Crystal shape and size control using a plug flow crystallization configuration

Abstract

This work focuses on modeling and control of a continuous plug flow crystallizer (PFC) used to produce tetragonal hen-egg-white (HEW) lysozyme crystals and proposes an optimization-based control scheme to produce crystals with desired size and shape distributions in the presence of disturbances. Initially, a kinetic Monte Carlo (kMC) model is developed to simulate the crystal growth in a seeded PFC, which consists of five distinct segments. The crystal growth rate equations taken from (Durbin and Feher, 1986) are used in the kMC simulations for the modeling of the crystal growth in the direction of (110) and (101) faces. Then, a population balance equation (PBE) is presented to describe the spatio-temporal evolution of the crystal volume distribution of the entire crystal population, and the method of moments is applied to derive a reduced-order moment model.

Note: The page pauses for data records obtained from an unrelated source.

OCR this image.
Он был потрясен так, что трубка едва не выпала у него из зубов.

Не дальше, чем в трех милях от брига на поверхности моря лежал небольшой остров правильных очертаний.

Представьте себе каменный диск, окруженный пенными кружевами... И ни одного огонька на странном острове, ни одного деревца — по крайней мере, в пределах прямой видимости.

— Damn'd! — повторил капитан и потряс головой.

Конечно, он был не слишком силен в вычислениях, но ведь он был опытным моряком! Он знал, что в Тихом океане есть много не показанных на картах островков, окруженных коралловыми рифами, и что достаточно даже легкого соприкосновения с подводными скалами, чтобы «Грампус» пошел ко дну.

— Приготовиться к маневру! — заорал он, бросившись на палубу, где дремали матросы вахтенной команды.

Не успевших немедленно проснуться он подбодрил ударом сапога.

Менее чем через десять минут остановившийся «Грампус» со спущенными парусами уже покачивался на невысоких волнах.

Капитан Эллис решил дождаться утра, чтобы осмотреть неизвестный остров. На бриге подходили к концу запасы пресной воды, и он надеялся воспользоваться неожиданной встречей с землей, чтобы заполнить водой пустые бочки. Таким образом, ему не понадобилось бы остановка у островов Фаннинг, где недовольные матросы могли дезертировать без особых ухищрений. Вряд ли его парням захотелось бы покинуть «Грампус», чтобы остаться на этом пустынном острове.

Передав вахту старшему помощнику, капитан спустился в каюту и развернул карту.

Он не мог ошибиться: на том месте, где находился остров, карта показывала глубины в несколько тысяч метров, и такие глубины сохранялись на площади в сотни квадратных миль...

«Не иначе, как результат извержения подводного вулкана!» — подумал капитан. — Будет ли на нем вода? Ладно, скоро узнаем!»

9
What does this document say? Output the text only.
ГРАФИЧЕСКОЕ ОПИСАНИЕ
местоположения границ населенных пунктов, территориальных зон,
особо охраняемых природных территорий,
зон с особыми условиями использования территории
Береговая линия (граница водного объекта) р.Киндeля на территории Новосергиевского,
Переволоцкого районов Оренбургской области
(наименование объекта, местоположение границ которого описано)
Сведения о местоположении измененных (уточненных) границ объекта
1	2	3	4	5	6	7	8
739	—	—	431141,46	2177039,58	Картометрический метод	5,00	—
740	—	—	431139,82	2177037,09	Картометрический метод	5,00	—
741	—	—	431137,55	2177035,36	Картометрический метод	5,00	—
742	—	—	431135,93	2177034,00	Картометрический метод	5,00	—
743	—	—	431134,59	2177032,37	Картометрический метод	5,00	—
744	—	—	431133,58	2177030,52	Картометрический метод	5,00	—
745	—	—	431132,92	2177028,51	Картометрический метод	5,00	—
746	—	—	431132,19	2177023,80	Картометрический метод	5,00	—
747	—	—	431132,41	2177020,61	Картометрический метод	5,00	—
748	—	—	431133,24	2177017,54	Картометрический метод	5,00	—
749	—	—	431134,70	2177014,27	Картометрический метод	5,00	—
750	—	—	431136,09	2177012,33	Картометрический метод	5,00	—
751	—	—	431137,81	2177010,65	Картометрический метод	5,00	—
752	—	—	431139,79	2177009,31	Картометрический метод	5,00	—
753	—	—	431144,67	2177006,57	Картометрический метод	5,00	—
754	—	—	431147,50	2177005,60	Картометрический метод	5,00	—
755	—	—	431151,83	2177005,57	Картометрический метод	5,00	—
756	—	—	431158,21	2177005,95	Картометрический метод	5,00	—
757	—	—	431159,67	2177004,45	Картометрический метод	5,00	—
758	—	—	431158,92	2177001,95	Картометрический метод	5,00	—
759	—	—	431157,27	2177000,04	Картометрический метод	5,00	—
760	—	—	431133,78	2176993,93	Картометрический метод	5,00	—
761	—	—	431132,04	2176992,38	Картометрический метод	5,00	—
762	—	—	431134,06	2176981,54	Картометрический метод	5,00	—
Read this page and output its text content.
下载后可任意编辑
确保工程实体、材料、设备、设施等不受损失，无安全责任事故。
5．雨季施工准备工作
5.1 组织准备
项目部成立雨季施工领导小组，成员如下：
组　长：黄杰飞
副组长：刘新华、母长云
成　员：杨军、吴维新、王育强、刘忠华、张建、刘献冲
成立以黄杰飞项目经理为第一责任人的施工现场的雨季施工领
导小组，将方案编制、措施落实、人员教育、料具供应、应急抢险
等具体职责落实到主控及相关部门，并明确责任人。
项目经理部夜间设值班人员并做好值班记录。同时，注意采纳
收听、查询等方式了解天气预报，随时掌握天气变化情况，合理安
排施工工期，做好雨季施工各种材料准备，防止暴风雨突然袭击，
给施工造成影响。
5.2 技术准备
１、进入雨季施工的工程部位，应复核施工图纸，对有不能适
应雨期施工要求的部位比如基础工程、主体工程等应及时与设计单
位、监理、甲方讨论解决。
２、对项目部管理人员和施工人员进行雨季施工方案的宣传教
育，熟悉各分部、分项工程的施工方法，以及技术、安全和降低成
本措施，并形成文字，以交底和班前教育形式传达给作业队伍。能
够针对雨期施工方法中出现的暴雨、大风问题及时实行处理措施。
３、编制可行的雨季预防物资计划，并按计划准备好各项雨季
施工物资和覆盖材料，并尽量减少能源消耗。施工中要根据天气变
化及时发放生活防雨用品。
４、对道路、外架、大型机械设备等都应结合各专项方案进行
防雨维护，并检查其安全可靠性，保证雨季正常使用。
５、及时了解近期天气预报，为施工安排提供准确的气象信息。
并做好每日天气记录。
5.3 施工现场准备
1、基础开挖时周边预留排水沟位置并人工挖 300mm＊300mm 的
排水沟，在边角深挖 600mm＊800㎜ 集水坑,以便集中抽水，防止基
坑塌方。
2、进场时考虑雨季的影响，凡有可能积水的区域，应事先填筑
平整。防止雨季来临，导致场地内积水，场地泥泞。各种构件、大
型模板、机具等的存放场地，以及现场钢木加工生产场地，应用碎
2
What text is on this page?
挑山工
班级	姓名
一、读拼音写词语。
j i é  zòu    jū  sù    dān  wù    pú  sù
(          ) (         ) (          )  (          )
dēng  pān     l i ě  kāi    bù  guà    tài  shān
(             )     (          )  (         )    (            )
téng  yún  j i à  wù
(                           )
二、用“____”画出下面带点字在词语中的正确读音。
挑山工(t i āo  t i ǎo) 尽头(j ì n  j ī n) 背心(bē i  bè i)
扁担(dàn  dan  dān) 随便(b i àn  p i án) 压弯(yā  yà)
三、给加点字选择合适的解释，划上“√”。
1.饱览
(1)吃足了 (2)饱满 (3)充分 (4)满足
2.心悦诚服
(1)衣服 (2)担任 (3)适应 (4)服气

Along with the mass and energy balance equations, the leading moments that describe the dominant dynamic behavior of the crystal volume distribution are used in the optimization-based controller to compute optimal jacket temperatures for each segment of the PFC and the optimal superficial velocity, in order to minimize the squared deviation of the average crystal size and shape from the set-points throughout the PFC. Furthermore, a feed-forward control (FFC) strategy is proposed to deal with feed flow disturbances that occur during the operation of the PFC. Using the proposed optimization and control schemes, crystals with desired size and shape distributions are produced in the presence of significant disturbances in the inflow solute concentration and size distribution of seed crystals.